Ingredients

1 cup (2 sticks) unsalted butter, softened

1 cup granulated sugar

1 cup lightly packed dark brown sugar

2/3 cup Nutella

2 eggs

2 teaspoons pure vanilla extract

2 1/2 cups all purpose flour

1 teaspoon baking soda

1/2 teaspoon sea salt

2 cups mini peanut butter cups

(or peanut butter cup baking pieces)

2 cups semisweet chocolate chips

Preparation

Preheat the oven to 350°F. Line baking sheets with parchment paper or silicon liners and set aside.

Cream together the butter, sugar, and brown sugar until light and fluffy. Add the Nutella and continue to beat until well combined. Add in the eggs one at a time, beating after each addition. Add in the vanilla and beat for an additional 30 seconds, until incorporated into the creamed mixture.

In a separate bowl, whisk together the flour, baking soda, and sea salt. Gradually add the dry ingredients to the creamed mixture, mixing just enough that the dry ingredients are incorporated. Stir in the peanut butter cups and chocolate chips.

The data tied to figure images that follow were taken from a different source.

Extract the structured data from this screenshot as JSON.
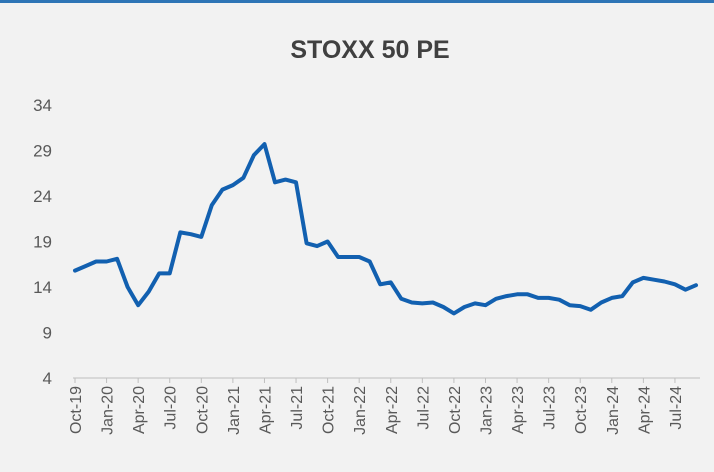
{
  "chart_data": {
    "type": "line",
    "title": "STOXX 50 PE",
    "categories": [
      "Oct-19",
      null,
      null,
      "Jan-20",
      null,
      null,
      "Apr-20",
      null,
      null,
      "Jul-20",
      null,
      null,
      "Oct-20",
      null,
      null,
      "Jan-21",
      null,
      null,
      "Apr-21",
      null,
      null,
      "Jul-21",
      null,
      null,
      "Oct-21",
      null,
      null,
      "Jan-22",
      null,
      null,
      "Apr-22",
      null,
      null,
      "Jul-22",
      null,
      null,
      "Oct-22",
      null,
      null,
      "Jan-23",
      null,
      null,
      "Apr-23",
      null,
      null,
      "Jul-23",
      null,
      null,
      "Oct-23",
      null,
      null,
      "Jan-24",
      null,
      null,
      "Apr-24",
      null,
      null,
      "Jul-24",
      null,
      null
    ],
    "values": [
      15.8,
      16.3,
      16.8,
      16.8,
      17.1,
      14.0,
      12.0,
      13.5,
      15.5,
      15.5,
      20.0,
      19.8,
      19.5,
      23.0,
      24.7,
      25.2,
      26.0,
      28.5,
      29.7,
      25.5,
      25.8,
      25.5,
      18.8,
      18.5,
      19.0,
      17.3,
      17.3,
      17.3,
      16.8,
      14.3,
      14.5,
      12.7,
      12.3,
      12.2,
      12.3,
      11.8,
      11.1,
      11.8,
      12.2,
      12.0,
      12.7,
      13.0,
      13.2,
      13.2,
      12.8,
      12.8,
      12.6,
      12.0,
      11.9,
      11.5,
      12.3,
      12.8,
      13.0,
      14.5,
      15.0,
      14.8,
      14.6,
      14.3,
      13.7,
      14.2
    ],
    "color": "#1260b0",
    "ylim": [
      4,
      34
    ],
    "yticks": [
      4,
      9,
      14,
      19,
      24,
      29,
      34
    ],
    "grid": false
  }
}
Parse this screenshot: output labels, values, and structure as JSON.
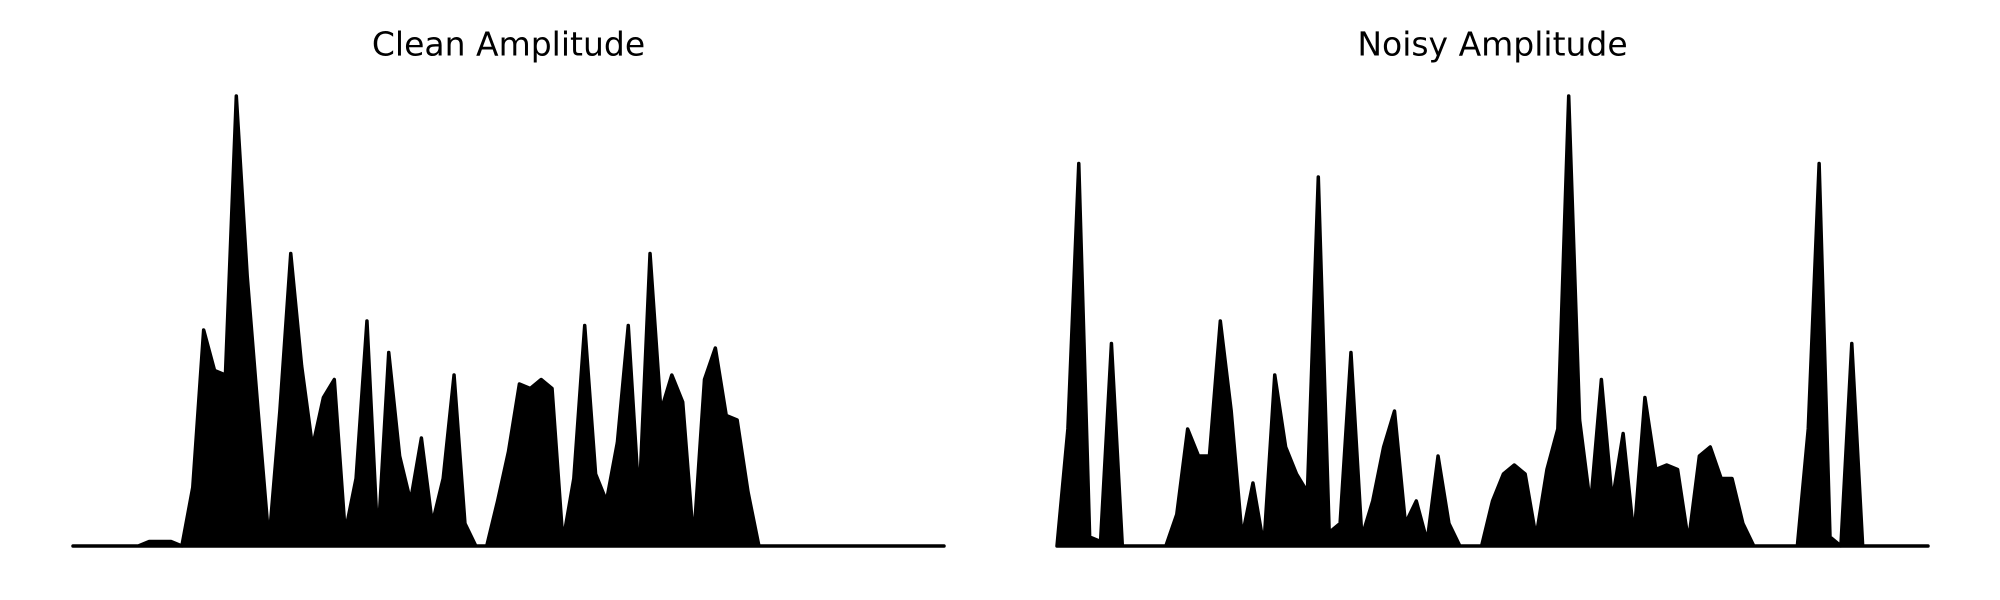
{
  "chart_data": [
    {
      "type": "area",
      "title": "Clean Amplitude",
      "color": "#000000",
      "ylim": [
        0,
        1
      ],
      "values": [
        0,
        0,
        0,
        0,
        0,
        0,
        0,
        0.01,
        0.01,
        0.01,
        0,
        0.13,
        0.48,
        0.39,
        0.38,
        1.0,
        0.6,
        0.3,
        0.01,
        0.3,
        0.65,
        0.4,
        0.22,
        0.33,
        0.37,
        0.03,
        0.15,
        0.5,
        0.01,
        0.43,
        0.2,
        0.1,
        0.24,
        0.05,
        0.15,
        0.38,
        0.05,
        0,
        0,
        0.1,
        0.21,
        0.36,
        0.35,
        0.37,
        0.35,
        0.01,
        0.15,
        0.49,
        0.16,
        0.1,
        0.23,
        0.49,
        0.1,
        0.65,
        0.3,
        0.38,
        0.32,
        0.01,
        0.37,
        0.44,
        0.29,
        0.28,
        0.12,
        0,
        0,
        0,
        0,
        0,
        0,
        0,
        0,
        0,
        0,
        0,
        0,
        0,
        0,
        0,
        0,
        0,
        0
      ]
    },
    {
      "type": "area",
      "title": "Noisy Amplitude",
      "color": "#000000",
      "ylim": [
        0,
        1
      ],
      "values": [
        0,
        0.26,
        0.85,
        0.02,
        0.01,
        0.45,
        0,
        0,
        0,
        0,
        0,
        0.07,
        0.26,
        0.2,
        0.2,
        0.5,
        0.3,
        0.02,
        0.14,
        0,
        0.38,
        0.22,
        0.16,
        0.12,
        0.82,
        0.03,
        0.05,
        0.43,
        0.02,
        0.1,
        0.22,
        0.3,
        0.05,
        0.1,
        0.01,
        0.2,
        0.05,
        0,
        0,
        0,
        0.1,
        0.16,
        0.18,
        0.16,
        0.02,
        0.17,
        0.26,
        1.0,
        0.28,
        0.09,
        0.37,
        0.1,
        0.25,
        0.02,
        0.33,
        0.17,
        0.18,
        0.17,
        0.01,
        0.2,
        0.22,
        0.15,
        0.15,
        0.05,
        0,
        0,
        0,
        0,
        0,
        0.26,
        0.85,
        0.02,
        0,
        0.45,
        0,
        0,
        0,
        0,
        0,
        0,
        0
      ]
    }
  ]
}
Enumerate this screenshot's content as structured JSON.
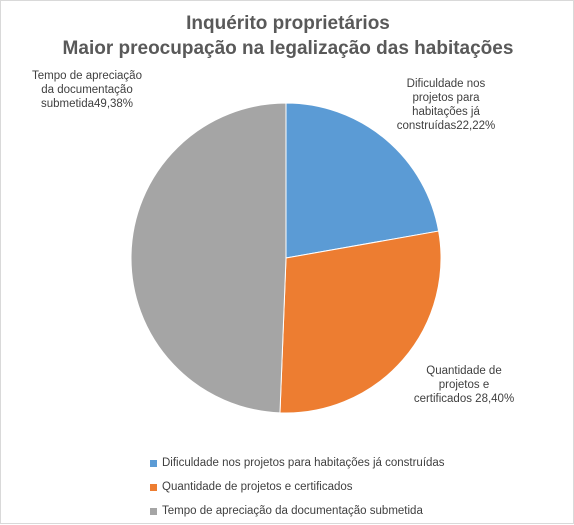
{
  "chart_data": {
    "type": "pie",
    "title": "Inquérito proprietários",
    "subtitle": "Maior preocupação na legalização das habitações",
    "categories": [
      "Dificuldade nos projetos para habitações já construídas",
      "Quantidade de projetos e certificados",
      "Tempo de apreciação da documentação submetida"
    ],
    "values": [
      22.22,
      28.4,
      49.38
    ],
    "unit": "%",
    "colors": [
      "#5b9bd5",
      "#ed7d31",
      "#a5a5a5"
    ],
    "data_labels": [
      [
        "Dificuldade nos",
        "projetos para",
        "habitações já",
        "construídas22,22%"
      ],
      [
        "Quantidade de",
        "projetos e",
        "certificados 28,40%"
      ],
      [
        "Tempo de apreciação",
        "da documentação",
        "submetida49,38%"
      ]
    ],
    "legend_position": "bottom"
  }
}
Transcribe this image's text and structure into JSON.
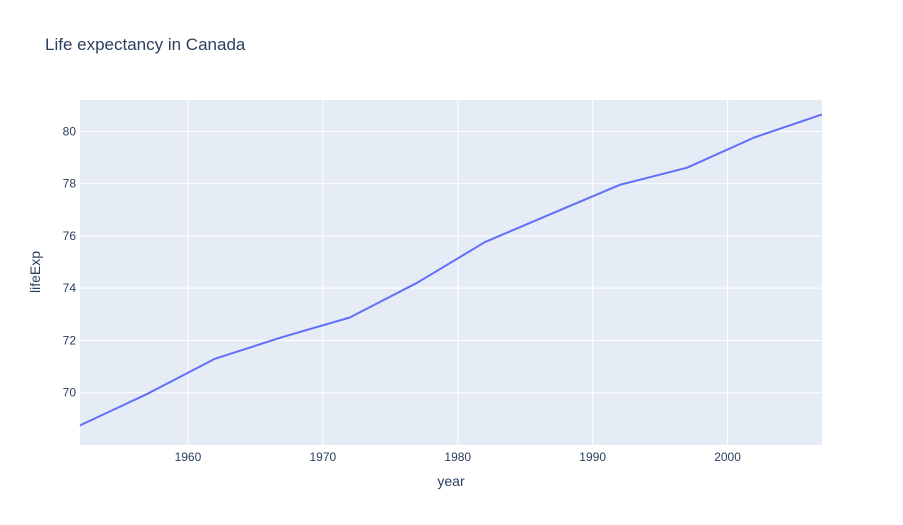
{
  "chart_data": {
    "type": "line",
    "title": "Life expectancy in Canada",
    "xlabel": "year",
    "ylabel": "lifeExp",
    "xlim": [
      1952,
      2007
    ],
    "ylim": [
      68.0,
      81.2
    ],
    "x_ticks": [
      1960,
      1970,
      1980,
      1990,
      2000
    ],
    "y_ticks": [
      70,
      72,
      74,
      76,
      78,
      80
    ],
    "grid": true,
    "background_color": "#e5ecf6",
    "gridline_color": "#ffffff",
    "text_color": "#2a3f5f",
    "series": [
      {
        "color": "#636efa",
        "x": [
          1952,
          1957,
          1962,
          1967,
          1972,
          1977,
          1982,
          1987,
          1992,
          1997,
          2002,
          2007
        ],
        "values": [
          68.75,
          69.96,
          71.3,
          72.13,
          72.88,
          74.21,
          75.76,
          76.86,
          77.95,
          78.61,
          79.77,
          80.65
        ]
      }
    ]
  }
}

Use a 1/4 cup scoop to drop the cookies onto the prepared baking sheets (leaving a few inches in between the cookies because they will spread quite a bit). Bake for 15 - 17 minutes, until the cookies are just set and slightly cracked on top. Let the cookies cool on the baking sheet for about 5 minutes before transferring to a wire rack to cool completely.